Perfectly acceptable clothes to wear while picking someone up at the airport.

Perfectly acceptable clothes to wear while picking someone up at the airport.

The year 1969 in America is probably one of the most difficult to film and not merely because of Richard Nixon, the Vietnam War, the moon walk (Note:  Neil Armstrong’s, not Michael Jackson’s) and the various other socio-political events of the day.  It is because that year was still full of unbridled idealism about the power of love and the non-violent changes it could evoke.  It was also due to the fact that the world was still filled with bright primary colors that were seen as hipper than hip rather than a silly throwback to the faux lollipop world of childhood.  And, as a west coaster of 30 years I am proud to say it is in part because California was undeniably THE go-to destination city for a front row seat to every last drop of all of it.

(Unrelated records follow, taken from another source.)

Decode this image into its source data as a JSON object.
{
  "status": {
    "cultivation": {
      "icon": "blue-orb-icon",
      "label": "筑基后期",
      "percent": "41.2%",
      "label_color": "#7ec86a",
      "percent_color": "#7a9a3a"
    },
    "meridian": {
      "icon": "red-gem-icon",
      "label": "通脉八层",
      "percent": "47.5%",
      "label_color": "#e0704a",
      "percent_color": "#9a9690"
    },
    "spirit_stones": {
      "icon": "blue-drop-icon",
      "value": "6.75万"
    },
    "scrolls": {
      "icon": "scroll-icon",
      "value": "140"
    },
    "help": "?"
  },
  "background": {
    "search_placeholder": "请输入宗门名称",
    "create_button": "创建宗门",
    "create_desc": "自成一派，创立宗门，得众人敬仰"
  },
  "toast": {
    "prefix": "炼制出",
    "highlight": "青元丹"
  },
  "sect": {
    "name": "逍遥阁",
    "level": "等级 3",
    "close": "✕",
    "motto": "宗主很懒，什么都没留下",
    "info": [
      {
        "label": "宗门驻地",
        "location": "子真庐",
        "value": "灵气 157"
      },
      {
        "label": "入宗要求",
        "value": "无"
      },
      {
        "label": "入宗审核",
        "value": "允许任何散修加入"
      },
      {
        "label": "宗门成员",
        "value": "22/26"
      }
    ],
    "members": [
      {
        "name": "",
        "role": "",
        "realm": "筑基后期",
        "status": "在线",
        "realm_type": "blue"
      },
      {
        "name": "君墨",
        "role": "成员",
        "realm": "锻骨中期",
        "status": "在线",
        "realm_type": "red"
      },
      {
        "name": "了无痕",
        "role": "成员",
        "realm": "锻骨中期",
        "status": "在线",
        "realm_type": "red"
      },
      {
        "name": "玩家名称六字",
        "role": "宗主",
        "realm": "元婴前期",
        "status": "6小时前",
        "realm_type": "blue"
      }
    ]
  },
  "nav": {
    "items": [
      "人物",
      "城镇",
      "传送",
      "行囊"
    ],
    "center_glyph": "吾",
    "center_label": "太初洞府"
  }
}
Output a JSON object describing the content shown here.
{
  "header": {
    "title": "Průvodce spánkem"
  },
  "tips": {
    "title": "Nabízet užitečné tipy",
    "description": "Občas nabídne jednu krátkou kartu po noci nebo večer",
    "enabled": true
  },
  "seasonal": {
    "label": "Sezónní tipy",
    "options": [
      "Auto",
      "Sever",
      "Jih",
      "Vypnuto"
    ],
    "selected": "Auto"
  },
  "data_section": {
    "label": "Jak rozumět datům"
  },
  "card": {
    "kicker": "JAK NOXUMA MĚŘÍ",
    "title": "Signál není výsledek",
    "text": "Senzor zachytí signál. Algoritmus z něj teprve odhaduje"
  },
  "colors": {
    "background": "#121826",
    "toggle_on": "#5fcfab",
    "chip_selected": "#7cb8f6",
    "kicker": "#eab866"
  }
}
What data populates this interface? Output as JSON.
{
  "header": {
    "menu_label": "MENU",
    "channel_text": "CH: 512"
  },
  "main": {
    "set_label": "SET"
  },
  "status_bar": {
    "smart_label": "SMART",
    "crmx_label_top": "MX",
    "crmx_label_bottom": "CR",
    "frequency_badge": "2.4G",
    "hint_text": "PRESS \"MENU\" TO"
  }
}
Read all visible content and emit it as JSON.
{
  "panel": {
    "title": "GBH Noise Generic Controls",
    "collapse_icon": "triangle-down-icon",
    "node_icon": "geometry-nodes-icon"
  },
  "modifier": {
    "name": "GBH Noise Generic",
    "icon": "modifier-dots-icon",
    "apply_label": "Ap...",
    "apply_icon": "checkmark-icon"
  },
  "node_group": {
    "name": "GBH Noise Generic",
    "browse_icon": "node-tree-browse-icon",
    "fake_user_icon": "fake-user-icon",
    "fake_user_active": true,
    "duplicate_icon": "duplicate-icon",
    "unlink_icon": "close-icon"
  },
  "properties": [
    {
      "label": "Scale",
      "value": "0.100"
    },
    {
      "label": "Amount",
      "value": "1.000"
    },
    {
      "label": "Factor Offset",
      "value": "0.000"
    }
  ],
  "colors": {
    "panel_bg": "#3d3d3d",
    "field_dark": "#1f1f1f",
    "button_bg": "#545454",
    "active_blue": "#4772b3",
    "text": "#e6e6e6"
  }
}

Watching an iconically handsome, square-jawed Madison Avenue idea man like Don Draper maneuver through an over-accessorized Canyon home in 1969 Los Angeles is a bit akin to seeing the oil-slicked fish of the Louisiana gulf coast struggling to survive the BP oil spill.  We know something has gone terribly wrong and even though what we’re seeing is true and probably important, in both cases it’s just not very pleasant to watch.   Even when Don goes back to his fabulous penthouse in New York City it doesn’t feel much better.  He’s lost his footing – as most people his age had in 1969 – and the cold cruel reality of change is beginning to literally enshroud him by the end of the premiere episode.  Much like the decade itself, there was little irony to be seen in that.

So where's this all going to lead?

So where’s this all going to lead?

Matthew Weiner, Mad Men creator and the writer of last night’s premiere, as crafted yet another new beginning for a TV series that continues to reinvent itself for every year of the changing decade it portrays while remaining essentially the same at its core.  He knows what he’s doing even when the rest of us have our doubts and that is how it should be.  Artists, like friends, family members and even some politicians, earn your trust over time by living their lives this way – either publicly, privately or both.  It doesn’t much matter whether they fail or succeed with each decision they make or in any given moment they decide to create or even live.  What matters is the overall effect on both the world and on you.  As a die-hard fan of Mad Men and the 1960s who knows all too well the value of new beginnings I’m willing to trust the process for now and go along on the ride.  If things go awry, I can always protest. Or maybe create another new beginning and do better on my own.

 

4 thoughts on “New Mad Beginnings

  1. Your articulate and wry “takes” are always spot-on especially this one. THANK YOU. I love your “notes.”

  2. Great piece this week and last. I have been neglecting sitting down in your chair long enough to really savor it. Thanks- especially for Tammy.